From: | Scott Marlowe <smarlowe(at)g2switchworks(dot)com> |
---|---|
To: | Bruce Momjian <pgman(at)candle(dot)pha(dot)pa(dot)us> |
Cc: | Neil Dugan <postgres(at)butterflystitches(dot)com(dot)au>, pgsql-general(at)postgresql(dot)org |
Subject: | Re: possible bug with compound index. |
Date: | 2005-02-14 19:40:28 |
Message-ID: | 1108410028.11967.147.camel@state.g2switchworks.com |
Views: | Raw Message | Whole Thread | Download mbox | Resend email |
Thread: | |
Lists: | pgsql-general |
On Mon, 2005-02-14 at 12:55, Bruce Momjian wrote:
> Neil Dugan wrote:
> > On Sun, 2005-02-13 at 20:40 -0800, Stephan Szabo wrote:
> > > On Mon, 14 Feb 2005, Neil Dugan wrote:
> > >
> > > > I am using PostgreSQL 7.4.7
> > > > I have a table with serveral fields two of these are a serialno
> > > > (bigserial) and name(varchar). I have created two indexs on these
> > > > fields.
> > > > 1) on name
> > > > 2) on name,serialno
> > > > if I use the command
> > > > 'select * from table order by name limit 1'
> > > > everything is OK
> > > > if I use the command
> > > > 'select * from table order by name desc limit 1'
> > > > everything is OK
> > > > if I use the command
> > > > 'select * from table order by name,serialno limit 1'
> > > > everything is OK
> > > > if I use the command
> > > > 'select * from table order by name,serialno desc limit 1'
> > > > The command is SLOW and gives back the INCORRECT data.
> > >
> > > Without any example data and result, it's hard to say what you were
> > > expecting or got. I'd expect the highest numbered serialno record for the
> > > lowest sorting name from the above which is what any tests I've tried do.
> > >
> > > Right now I believe it won't consider index usage because the ordering
> > > asked for doesn't match either a forward ordering of the index(name,
> > > serialno) or a reverse order (name desc, serialno desc).
> >
> > Thanks Stephan, for the hint on using desc twice.

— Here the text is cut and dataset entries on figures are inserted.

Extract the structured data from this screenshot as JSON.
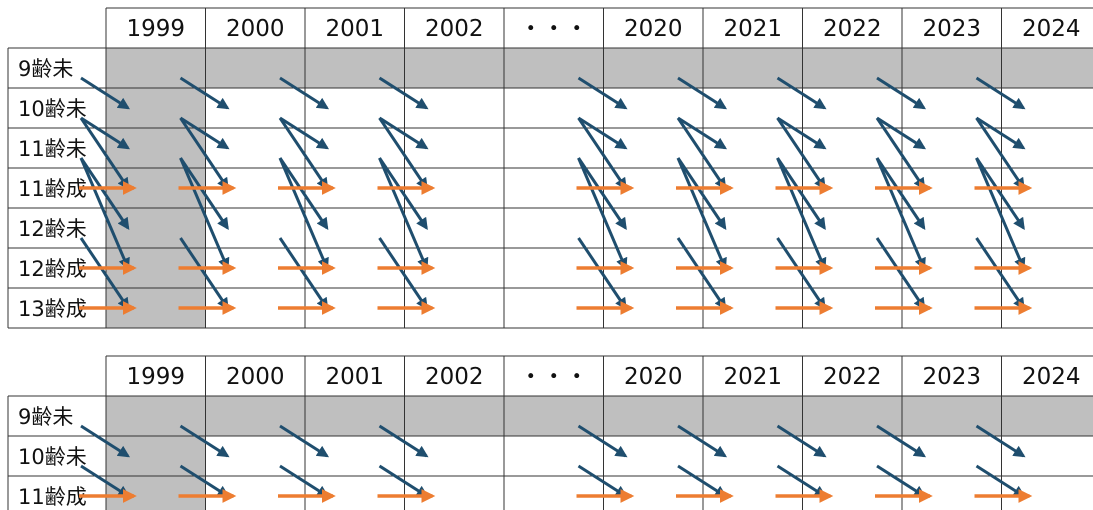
{
  "tables": [
    {
      "id": "upper",
      "columns": [
        "1999",
        "2000",
        "2001",
        "2002",
        "・・・",
        "2020",
        "2021",
        "2022",
        "2023",
        "2024"
      ],
      "rows": [
        "9齢未",
        "10齢未",
        "11齢未",
        "11齢成",
        "12齢未",
        "12齢成",
        "13齢成"
      ],
      "shaded": {
        "column": "1999",
        "row": "9齢未"
      },
      "transitions": [
        {
          "from": "9齢未",
          "to": "10齢未",
          "color": "dark-blue"
        },
        {
          "from": "10齢未",
          "to": "11齢未",
          "color": "dark-blue"
        },
        {
          "from": "10齢未",
          "to": "11齢成",
          "color": "dark-blue"
        },
        {
          "from": "11齢未",
          "to": "12齢未",
          "color": "dark-blue"
        },
        {
          "from": "11齢未",
          "to": "12齢成",
          "color": "dark-blue"
        },
        {
          "from": "12齢未",
          "to": "13齢成",
          "color": "dark-blue"
        },
        {
          "from": "11齢成",
          "to": "11齢成",
          "color": "orange"
        },
        {
          "from": "12齢成",
          "to": "12齢成",
          "color": "orange"
        },
        {
          "from": "13齢成",
          "to": "13齢成",
          "color": "orange"
        }
      ]
    },
    {
      "id": "lower",
      "columns": [
        "1999",
        "2000",
        "2001",
        "2002",
        "・・・",
        "2020",
        "2021",
        "2022",
        "2023",
        "2024"
      ],
      "rows": [
        "9齢未",
        "10齢未",
        "11齢成"
      ],
      "shaded": {
        "column": "1999",
        "row": "9齢未"
      },
      "transitions": [
        {
          "from": "9齢未",
          "to": "10齢未",
          "color": "dark-blue"
        },
        {
          "from": "10齢未",
          "to": "11齢成",
          "color": "dark-blue"
        },
        {
          "from": "11齢成",
          "to": "11齢成",
          "color": "orange"
        }
      ]
    }
  ],
  "colors": {
    "shade": "#bfbfbf",
    "grid": "#333333",
    "dark-blue": "#1f4e6e",
    "orange": "#ed7d31"
  }
}
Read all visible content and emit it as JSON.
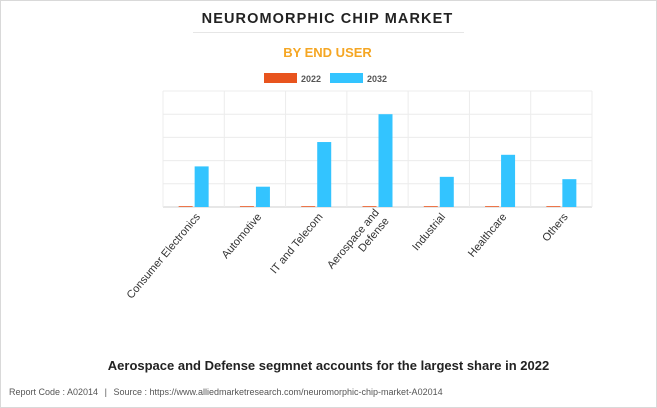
{
  "header": {
    "title": "NEUROMORPHIC CHIP MARKET",
    "subtitle": "BY END USER"
  },
  "chart_data": {
    "type": "bar",
    "categories": [
      [
        "Consumer Electronics"
      ],
      [
        "Automotive"
      ],
      [
        "IT and Telecom"
      ],
      [
        "Aerospace and",
        "Defense"
      ],
      [
        "Industrial"
      ],
      [
        "Healthcare"
      ],
      [
        "Others"
      ]
    ],
    "series": [
      {
        "name": "2022",
        "color": "#e8541e",
        "values": [
          0.1,
          0.1,
          0.5,
          0.5,
          0.1,
          0.1,
          0.1
        ]
      },
      {
        "name": "2032",
        "color": "#33c4ff",
        "values": [
          35,
          17.5,
          56,
          80,
          26,
          45,
          24
        ]
      }
    ],
    "ylim": [
      0,
      100
    ],
    "grid": true,
    "legend": "top-center"
  },
  "caption": "Aerospace and Defense segmnet accounts for the largest share in 2022",
  "footer": {
    "report_code": "Report Code : A02014",
    "separator": "|",
    "source": "Source : https://www.alliedmarketresearch.com/neuromorphic-chip-market-A02014"
  }
}
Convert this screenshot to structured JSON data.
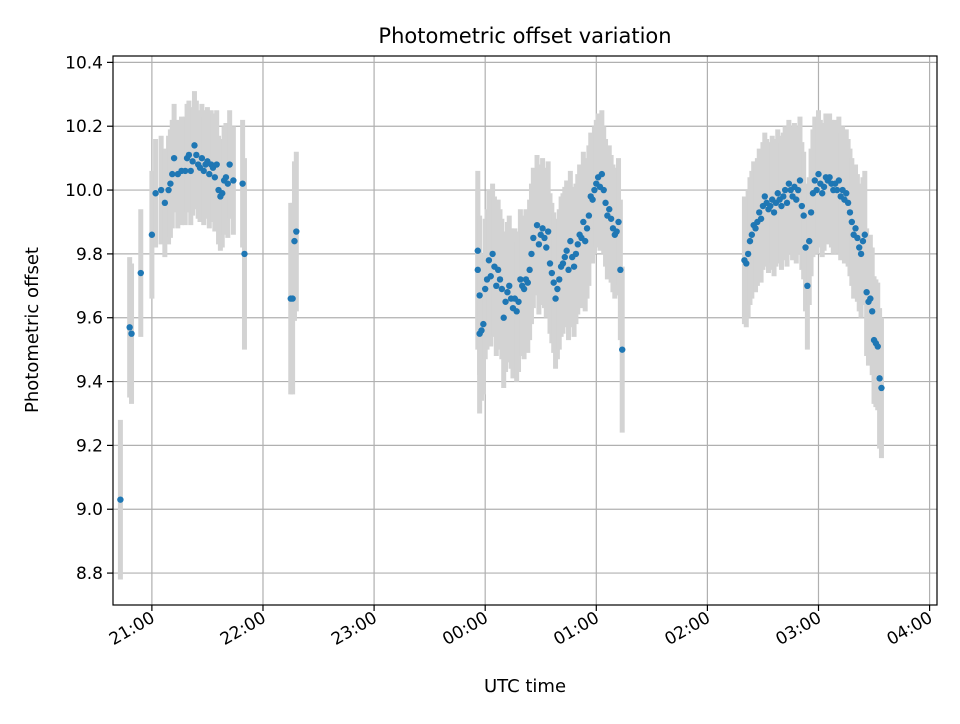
{
  "chart_data": {
    "type": "scatter",
    "title": "Photometric offset variation",
    "xlabel": "UTC time",
    "ylabel": "Photometric offset",
    "x_axis_type": "time",
    "x_ticks": [
      "21:00",
      "22:00",
      "23:00",
      "00:00",
      "01:00",
      "02:00",
      "03:00",
      "04:00"
    ],
    "xlim": [
      "20:39",
      "04:04"
    ],
    "ylim": [
      8.7,
      10.42
    ],
    "y_ticks": [
      8.8,
      9.0,
      9.2,
      9.4,
      9.6,
      9.8,
      10.0,
      10.2,
      10.4
    ],
    "grid": true,
    "marker_color": "#1f77b4",
    "errorbar_color": "#d3d3d3",
    "series": [
      {
        "points": [
          [
            "20:43",
            9.03,
            0.25
          ],
          [
            "20:48",
            9.57,
            0.22
          ],
          [
            "20:49",
            9.55,
            0.22
          ],
          [
            "20:54",
            9.74,
            0.2
          ],
          [
            "21:00",
            9.86,
            0.2
          ],
          [
            "21:02",
            9.99,
            0.17
          ],
          [
            "21:05",
            10.0,
            0.17
          ],
          [
            "21:07",
            9.96,
            0.17
          ],
          [
            "21:09",
            10.0,
            0.17
          ],
          [
            "21:10",
            10.02,
            0.17
          ],
          [
            "21:11",
            10.05,
            0.17
          ],
          [
            "21:12",
            10.1,
            0.17
          ],
          [
            "21:14",
            10.05,
            0.17
          ],
          [
            "21:16",
            10.06,
            0.17
          ],
          [
            "21:18",
            10.06,
            0.17
          ],
          [
            "21:19",
            10.1,
            0.17
          ],
          [
            "21:20",
            10.11,
            0.17
          ],
          [
            "21:21",
            10.06,
            0.17
          ],
          [
            "21:22",
            10.09,
            0.17
          ],
          [
            "21:23",
            10.14,
            0.17
          ],
          [
            "21:24",
            10.11,
            0.17
          ],
          [
            "21:25",
            10.08,
            0.17
          ],
          [
            "21:26",
            10.07,
            0.17
          ],
          [
            "21:27",
            10.1,
            0.17
          ],
          [
            "21:28",
            10.06,
            0.17
          ],
          [
            "21:29",
            10.08,
            0.17
          ],
          [
            "21:30",
            10.09,
            0.17
          ],
          [
            "21:31",
            10.05,
            0.17
          ],
          [
            "21:32",
            10.08,
            0.17
          ],
          [
            "21:33",
            10.07,
            0.17
          ],
          [
            "21:34",
            10.04,
            0.17
          ],
          [
            "21:35",
            10.08,
            0.17
          ],
          [
            "21:36",
            10.0,
            0.17
          ],
          [
            "21:37",
            9.98,
            0.17
          ],
          [
            "21:38",
            9.99,
            0.17
          ],
          [
            "21:39",
            10.03,
            0.17
          ],
          [
            "21:40",
            10.04,
            0.17
          ],
          [
            "21:41",
            10.02,
            0.17
          ],
          [
            "21:42",
            10.08,
            0.17
          ],
          [
            "21:44",
            10.03,
            0.17
          ],
          [
            "21:49",
            10.02,
            0.2
          ],
          [
            "21:50",
            9.8,
            0.3
          ],
          [
            "22:15",
            9.66,
            0.3
          ],
          [
            "22:16",
            9.66,
            0.3
          ],
          [
            "22:17",
            9.84,
            0.25
          ],
          [
            "22:18",
            9.87,
            0.25
          ],
          [
            "23:56",
            9.81,
            0.25
          ],
          [
            "23:56",
            9.75,
            0.25
          ],
          [
            "23:57",
            9.67,
            0.25
          ],
          [
            "23:57",
            9.55,
            0.25
          ],
          [
            "23:58",
            9.56,
            0.22
          ],
          [
            "23:59",
            9.58,
            0.22
          ],
          [
            "00:00",
            9.69,
            0.22
          ],
          [
            "00:01",
            9.72,
            0.22
          ],
          [
            "00:02",
            9.78,
            0.22
          ],
          [
            "00:03",
            9.73,
            0.22
          ],
          [
            "00:04",
            9.8,
            0.22
          ],
          [
            "00:05",
            9.76,
            0.22
          ],
          [
            "00:06",
            9.7,
            0.22
          ],
          [
            "00:07",
            9.75,
            0.22
          ],
          [
            "00:08",
            9.72,
            0.22
          ],
          [
            "00:09",
            9.69,
            0.22
          ],
          [
            "00:10",
            9.6,
            0.22
          ],
          [
            "00:11",
            9.65,
            0.22
          ],
          [
            "00:12",
            9.68,
            0.22
          ],
          [
            "00:13",
            9.7,
            0.22
          ],
          [
            "00:14",
            9.66,
            0.22
          ],
          [
            "00:15",
            9.63,
            0.22
          ],
          [
            "00:16",
            9.66,
            0.22
          ],
          [
            "00:17",
            9.62,
            0.22
          ],
          [
            "00:18",
            9.65,
            0.22
          ],
          [
            "00:19",
            9.72,
            0.22
          ],
          [
            "00:20",
            9.7,
            0.22
          ],
          [
            "00:21",
            9.69,
            0.22
          ],
          [
            "00:22",
            9.72,
            0.22
          ],
          [
            "00:23",
            9.71,
            0.22
          ],
          [
            "00:24",
            9.75,
            0.22
          ],
          [
            "00:25",
            9.8,
            0.22
          ],
          [
            "00:26",
            9.85,
            0.22
          ],
          [
            "00:28",
            9.89,
            0.22
          ],
          [
            "00:29",
            9.83,
            0.22
          ],
          [
            "00:30",
            9.86,
            0.22
          ],
          [
            "00:31",
            9.88,
            0.22
          ],
          [
            "00:32",
            9.85,
            0.22
          ],
          [
            "00:33",
            9.82,
            0.22
          ],
          [
            "00:34",
            9.87,
            0.22
          ],
          [
            "00:35",
            9.77,
            0.22
          ],
          [
            "00:36",
            9.74,
            0.22
          ],
          [
            "00:37",
            9.71,
            0.22
          ],
          [
            "00:38",
            9.66,
            0.22
          ],
          [
            "00:39",
            9.69,
            0.22
          ],
          [
            "00:40",
            9.72,
            0.22
          ],
          [
            "00:41",
            9.76,
            0.22
          ],
          [
            "00:42",
            9.77,
            0.22
          ],
          [
            "00:43",
            9.79,
            0.22
          ],
          [
            "00:44",
            9.81,
            0.22
          ],
          [
            "00:45",
            9.75,
            0.22
          ],
          [
            "00:46",
            9.84,
            0.22
          ],
          [
            "00:47",
            9.79,
            0.22
          ],
          [
            "00:48",
            9.76,
            0.22
          ],
          [
            "00:49",
            9.8,
            0.22
          ],
          [
            "00:50",
            9.83,
            0.22
          ],
          [
            "00:51",
            9.86,
            0.22
          ],
          [
            "00:52",
            9.85,
            0.22
          ],
          [
            "00:53",
            9.9,
            0.22
          ],
          [
            "00:54",
            9.84,
            0.22
          ],
          [
            "00:55",
            9.88,
            0.22
          ],
          [
            "00:56",
            9.92,
            0.22
          ],
          [
            "00:57",
            9.98,
            0.2
          ],
          [
            "00:58",
            9.97,
            0.2
          ],
          [
            "00:59",
            10.0,
            0.2
          ],
          [
            "01:00",
            10.02,
            0.2
          ],
          [
            "01:01",
            10.04,
            0.2
          ],
          [
            "01:02",
            10.01,
            0.2
          ],
          [
            "01:03",
            10.05,
            0.2
          ],
          [
            "01:04",
            10.0,
            0.2
          ],
          [
            "01:05",
            9.96,
            0.2
          ],
          [
            "01:06",
            9.92,
            0.2
          ],
          [
            "01:07",
            9.94,
            0.2
          ],
          [
            "01:08",
            9.91,
            0.2
          ],
          [
            "01:09",
            9.88,
            0.2
          ],
          [
            "01:10",
            9.86,
            0.2
          ],
          [
            "01:11",
            9.87,
            0.2
          ],
          [
            "01:12",
            9.9,
            0.2
          ],
          [
            "01:13",
            9.75,
            0.22
          ],
          [
            "01:14",
            9.5,
            0.26
          ],
          [
            "02:20",
            9.78,
            0.2
          ],
          [
            "02:21",
            9.77,
            0.2
          ],
          [
            "02:22",
            9.8,
            0.2
          ],
          [
            "02:23",
            9.84,
            0.2
          ],
          [
            "02:24",
            9.86,
            0.2
          ],
          [
            "02:25",
            9.89,
            0.2
          ],
          [
            "02:26",
            9.88,
            0.2
          ],
          [
            "02:27",
            9.9,
            0.2
          ],
          [
            "02:28",
            9.93,
            0.2
          ],
          [
            "02:29",
            9.91,
            0.2
          ],
          [
            "02:30",
            9.95,
            0.2
          ],
          [
            "02:31",
            9.98,
            0.2
          ],
          [
            "02:32",
            9.96,
            0.2
          ],
          [
            "02:33",
            9.94,
            0.2
          ],
          [
            "02:34",
            9.95,
            0.2
          ],
          [
            "02:35",
            9.97,
            0.2
          ],
          [
            "02:36",
            9.93,
            0.2
          ],
          [
            "02:37",
            9.96,
            0.2
          ],
          [
            "02:38",
            9.99,
            0.2
          ],
          [
            "02:39",
            9.97,
            0.2
          ],
          [
            "02:40",
            9.95,
            0.2
          ],
          [
            "02:41",
            9.98,
            0.2
          ],
          [
            "02:42",
            10.0,
            0.2
          ],
          [
            "02:43",
            9.96,
            0.2
          ],
          [
            "02:44",
            10.02,
            0.2
          ],
          [
            "02:45",
            10.0,
            0.2
          ],
          [
            "02:46",
            9.98,
            0.2
          ],
          [
            "02:47",
            10.01,
            0.2
          ],
          [
            "02:48",
            9.97,
            0.2
          ],
          [
            "02:49",
            10.0,
            0.2
          ],
          [
            "02:50",
            10.03,
            0.2
          ],
          [
            "02:51",
            9.95,
            0.2
          ],
          [
            "02:52",
            9.92,
            0.2
          ],
          [
            "02:53",
            9.82,
            0.2
          ],
          [
            "02:54",
            9.7,
            0.2
          ],
          [
            "02:55",
            9.84,
            0.2
          ],
          [
            "02:56",
            9.93,
            0.2
          ],
          [
            "02:57",
            9.99,
            0.2
          ],
          [
            "02:58",
            10.03,
            0.2
          ],
          [
            "02:59",
            10.0,
            0.2
          ],
          [
            "03:00",
            10.05,
            0.2
          ],
          [
            "03:01",
            10.02,
            0.2
          ],
          [
            "03:02",
            9.99,
            0.2
          ],
          [
            "03:03",
            10.01,
            0.2
          ],
          [
            "03:04",
            10.04,
            0.2
          ],
          [
            "03:05",
            10.03,
            0.2
          ],
          [
            "03:06",
            10.04,
            0.2
          ],
          [
            "03:07",
            10.02,
            0.2
          ],
          [
            "03:08",
            10.0,
            0.2
          ],
          [
            "03:09",
            10.02,
            0.2
          ],
          [
            "03:10",
            10.0,
            0.2
          ],
          [
            "03:11",
            10.03,
            0.2
          ],
          [
            "03:12",
            9.98,
            0.2
          ],
          [
            "03:13",
            10.0,
            0.2
          ],
          [
            "03:14",
            9.97,
            0.2
          ],
          [
            "03:15",
            9.99,
            0.2
          ],
          [
            "03:16",
            9.96,
            0.2
          ],
          [
            "03:17",
            9.93,
            0.2
          ],
          [
            "03:18",
            9.9,
            0.2
          ],
          [
            "03:19",
            9.86,
            0.2
          ],
          [
            "03:20",
            9.88,
            0.2
          ],
          [
            "03:21",
            9.85,
            0.2
          ],
          [
            "03:22",
            9.82,
            0.2
          ],
          [
            "03:23",
            9.8,
            0.2
          ],
          [
            "03:24",
            9.84,
            0.2
          ],
          [
            "03:25",
            9.86,
            0.2
          ],
          [
            "03:26",
            9.68,
            0.2
          ],
          [
            "03:27",
            9.65,
            0.2
          ],
          [
            "03:28",
            9.66,
            0.2
          ],
          [
            "03:29",
            9.62,
            0.2
          ],
          [
            "03:30",
            9.53,
            0.2
          ],
          [
            "03:31",
            9.52,
            0.2
          ],
          [
            "03:32",
            9.51,
            0.2
          ],
          [
            "03:33",
            9.41,
            0.22
          ],
          [
            "03:34",
            9.38,
            0.22
          ]
        ]
      }
    ]
  }
}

> > 'select * from table order by name desc,serialno desc limit 1'
> > does work.
> >
> > I didn't realise it was separating the order into two sections, I'm
> > sorry if this caused any trouble for you. My mistake, bye!
>
> What this brings up is that we have no way to create indexes that have
> mixed ascending/descending column specifications.
>
> Should this be a TODO? I am unsure.